After IVF-PGD treatments are completed, correct Embryonic limb bud cell uterus is selected, after successful pregnancy, can be after 14 weeks Amniotic fluid of pregnant woman (PED7-2-OAF) is extracted, or collects embryo's Cord blood, extract DNA, be sequenced, to verify dividing for embryonic cell Type result.
The unicellular whole genome amplification product DNA Covaris of embryoTMInterrupt instrument to interrupt to the fragment of 200bp sizes, root According toCompany HiSeq2000TMUpper confidential the asking of sequenator carries out the library Jing for building storehouse, building Bioanalyzer 2100 and Q-PCR methods carry out Quality Control, and qualified library proceedsHiSeq2000TMSequencing Instrument is sequenced, and sequencing strategy is the index of Pair End 90 (i.e. two-way 90bp index sequencing), and depth 30X, full-length genome is sequenced Sequencing.The parameter setting and operational approach of its Instrumental all according toWorkbook (can be by http:// Www.illumina.com/support/documentation.ilmn is obtained).
Father, mother and daughter's proband peripheral blood DNA, and amniotic fluid of pregnant woman or embryo Cord blood DNA CovarisTM Interrupt instrument to interrupt to the fragment of 200bp sizes, according toCompany HiSeq2000TMUpper confidential the asking of sequenator is built Storehouse, library carries out the capture of All in One chips, and concrete operations are shown in that storehouse description is built in the capture of NimbleGen SeqCap EZ chips (http://www.nimblegen.com/products/seqcap/ez/index.html can be obtained).All in One chips It is the target area capture chip of autonomous Design, its target area includes full exon region, the SNP site region of 1M and MHC Gene regions.Library Jing after chip captureBioanalyzer 2100 and Q-PCR methods carry out Quality Control, qualified text Storehouse proceeds HiSeq2000TMSequencer, sequencing strategy is the index of Pair End 90, and depth is sequenced For the 30-50X of target area.The parameter setting and operational approach of its Instrumental all according toWorkbook (can be by http://www.illumina.com/support/documentation.ilmn is obtained).
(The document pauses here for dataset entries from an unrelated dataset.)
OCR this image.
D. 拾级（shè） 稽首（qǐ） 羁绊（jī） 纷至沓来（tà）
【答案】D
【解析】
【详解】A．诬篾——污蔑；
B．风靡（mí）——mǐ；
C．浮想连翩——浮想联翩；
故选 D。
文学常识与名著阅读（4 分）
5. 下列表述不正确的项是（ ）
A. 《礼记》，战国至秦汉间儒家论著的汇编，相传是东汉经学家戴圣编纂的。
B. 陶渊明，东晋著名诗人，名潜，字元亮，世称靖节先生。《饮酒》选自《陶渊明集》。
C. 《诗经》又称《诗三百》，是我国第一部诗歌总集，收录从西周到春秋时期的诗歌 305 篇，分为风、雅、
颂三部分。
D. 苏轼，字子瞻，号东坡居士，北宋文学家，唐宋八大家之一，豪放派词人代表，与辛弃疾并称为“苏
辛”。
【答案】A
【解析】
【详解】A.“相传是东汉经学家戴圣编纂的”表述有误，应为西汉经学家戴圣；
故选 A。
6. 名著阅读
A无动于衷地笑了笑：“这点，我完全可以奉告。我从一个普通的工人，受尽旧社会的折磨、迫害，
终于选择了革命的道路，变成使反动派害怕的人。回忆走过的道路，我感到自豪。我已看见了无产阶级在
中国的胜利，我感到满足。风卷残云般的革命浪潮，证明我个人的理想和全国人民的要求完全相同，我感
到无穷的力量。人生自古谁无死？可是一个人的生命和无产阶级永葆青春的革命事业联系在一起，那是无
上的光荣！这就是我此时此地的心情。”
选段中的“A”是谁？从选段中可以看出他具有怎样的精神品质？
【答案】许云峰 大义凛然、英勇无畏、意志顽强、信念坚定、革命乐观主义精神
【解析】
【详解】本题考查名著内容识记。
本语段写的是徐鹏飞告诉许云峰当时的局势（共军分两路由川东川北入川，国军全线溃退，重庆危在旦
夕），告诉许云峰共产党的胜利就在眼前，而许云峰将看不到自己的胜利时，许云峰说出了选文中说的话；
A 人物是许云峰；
2nd, sequencing data analysis:
1st, proband and parent gene group DNA sequencing typing:
A) sequence of low quality value and joint pollution is filtered out
B) Burrows-Wheeler Aligner (BWA, http are used://bio-bwa.sourceforge.net/) will High-quality sequencing sequence is compared at mankind's reference gene group (Hg19, NCBI release GRCh37).And gone with SAMtools Remove the sequence of PCR repeat amplification protcols.
C) Genome Analysis Toolkit (GATK, http are used://www.broadinstitute.org/ Gatk/) calibrate base mass value and carry out the detection that single base nucleotide polymorphisms and disappearance repeat.
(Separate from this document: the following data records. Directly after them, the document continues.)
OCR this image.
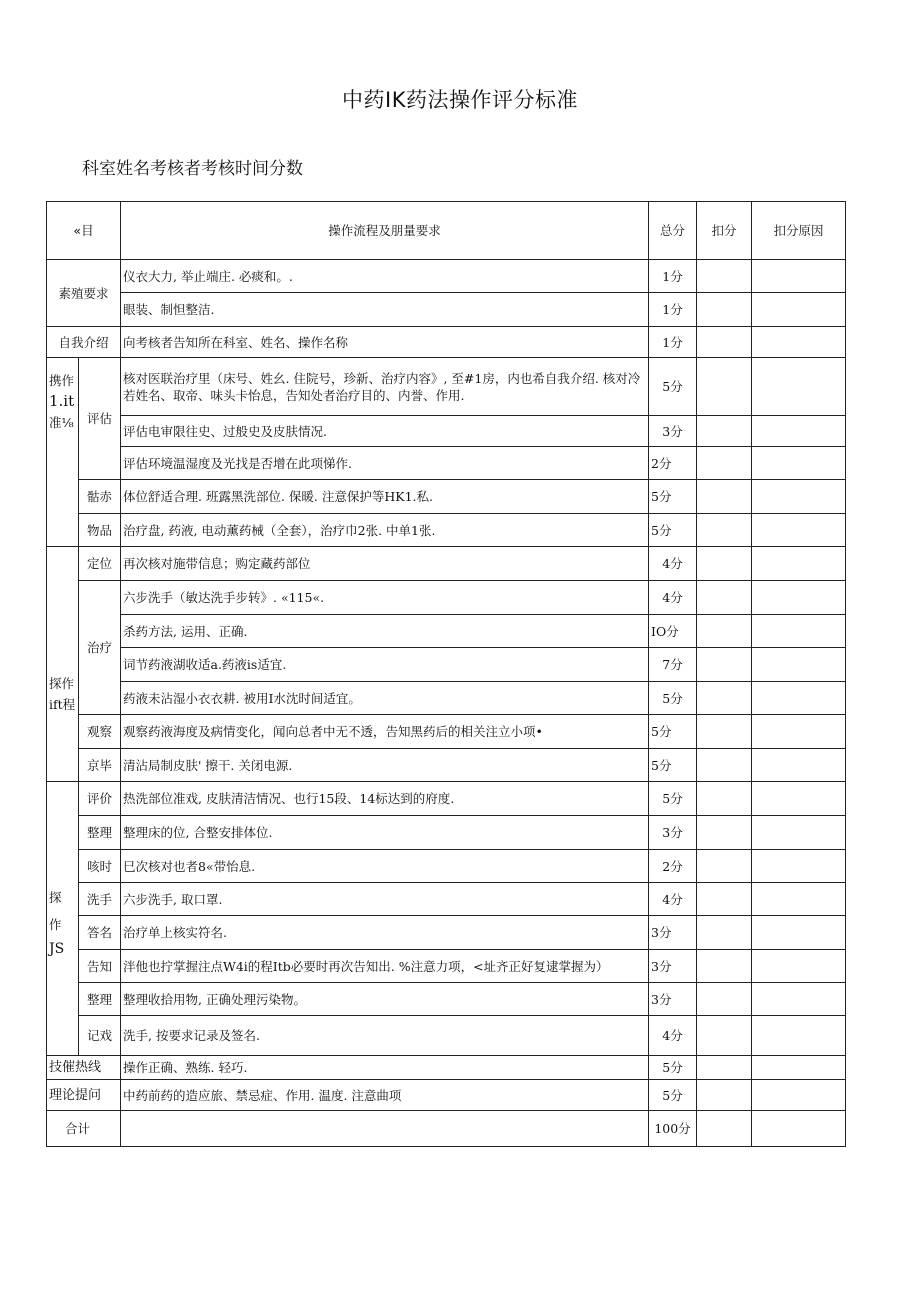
中药IK药法操作评分标准
科室姓名考核者考核时间分数
«目		操作流程及朋量要求	总分	扣分	扣分原因
素殖要求		仪衣大力, 举止端庄. 必痰和。.	1分		
		眼装、制怛整洁.	1分		
自我介绍		向考核者告知所在科室、姓名、操作名称	1分		

携作
1.it
准⅛	评估	核对医联治疗里（床号、姓幺. 住院号，珍新、治疗内容》, 至#1房，内也希自我介绍. 核对冷若姓名、取帝、味头卡怡息，告知处者治疗目的、内誉、作用.	5分		
		评估电审限往史、过般史及皮肤情况.	3分		
		评估环境温湿度及光找是否增在此项悌作.	2分		
	骷赤	体位舒适合理. 班露黑洗部位. 保暖. 注意保护等HK1.私.	5分		
	物品	治疗盘, 药液, 电动薰药械（全套），治疗巾2张. 中单1张.	5分		

探作
ift程	定位	再次核对施带信息；购定藏药部位	4分		
	治疗	六步洗手（敏达洗手步转》. «115«.	4分		
		杀药方法, 运用、正确.	IO分		
		词节药液湖收适a.药液is适宜.	7分		
		药液未沾湿小衣衣耕. 被用I水沈时间适宜。	5分		
	观察	观察药液海度及病情变化，闻向总者中无不透，告知黑药后的相关注立小项•	5分		
	京毕	清沾局制皮肤' 擦干. 关闭电源.	5分		

探
作
JS	评价	热洗部位准戏, 皮肤清洁情况、也行15段、14标达到的府度.	5分		
	整理	整理床的位, 合整安排体位.	3分		
	咳时	巳次核对也者8«带怡息.	2分		
	洗手	六步洗手, 取口罩.	4分		
	答名	治疗单上核实符名.	3分		
	告知	泮他也拧掌握注点W4i的程Itb必要时再次告知出. %注意力项，<址齐正好复逮掌握为）	3分		
	整理	整理收拾用物, 正确处理污染物。	3分		
	记戏	洗手, 按要求记录及签名.	4分		
技催热线		操作正确、熟练. 轻巧.	5分		
理论提问		中药前药的造应旅、禁忌症、作用. 温度. 注意曲项	5分		
合计			100分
2nd, embryonic gene group heredity sketch builds.
3rd, the haplotype of father and mother is inferred according to proband's genotype:
Infer haplotype according to core families, specifically refer to document B.L.Browning and S.R.Browning.Am J Hum Genet 84:210-223. (2009) carry out.
4th, the haplotype of embryonic cell is inferred according to father and mother's haplotype:
A) the unicellular sequencing data of embryo is compared to mankind reference gene group (Hg19, NCBI release using BWA GRCh37)
B) initial state probability vector is built, and embryo monoploid restructuring transfer matrix, Nr=30, other press institute State.
C) count the sequencing information in each site of embryonic cell, and build observation sequence probability matrix (by upper described).
D) local probability matrix is built, and reverse pointer (by upper described).
E) determine end-state, and recall optimal path
F) export
G) with the postnatal amniotic fluid genotypic results of embryo as reference, the gene type accuracy of embryonic cell is counted It is as follows:
Note:" sketch heterozygosis " represents the site that heterozygosis is before and after reconstruct;" corrigendum heterozygosis " represents before reconstruct to be homozygosis, heavy It is the site of heterozygosis after structure.
5th, β-ground is lean and HLA types judge
A) by father and mother's haplotype, genotype of the embryonic cell on rs7480526 is successfully reduced, predicts that it is β-ground Lean feminine gender, and find that the allele with proband on the position is different, so that it is determined that embryo is the lean feminine gender in β-ground.
B) can be drawn by this method, proband and embryo in the haplotype in MHC areas as, so as to judge theirs HLA types are matchings.
According to the lean genotype in β-ground and HLA genotyping results of above-mentioned embryo, so as to select correct embryo, i.e. lean the moon in β-ground Property and the embryo that matches with proband of HLA types, Cryopreservation and implantation uterus are carried out, so as to prevent the gestation of ill youngster.
Embodiment 2
First, sample collection and process:
A couple is the lean carrier in β-ground, receives IVF-PGD treatments.Through an IVF-PGD treatment cycle, 8 blastomere embryos are obtained within three days, the unicellular biopsy sampling of blastomere embryos is carried out, the blastomere after biopsy continues to cultivate To the 5th day blastula stage, blastaea vitrificated cryopreserration is carried out.The unicellular sample of 8 blastomeres that biopsy is obtained carries out full genome Group amplification, whole genome amplification adopts the REPLI-g MDA amplification kits of Qiagen companies, strictly according to kit specification Operated, amplified production is used for new-generation sequencing and other analyses.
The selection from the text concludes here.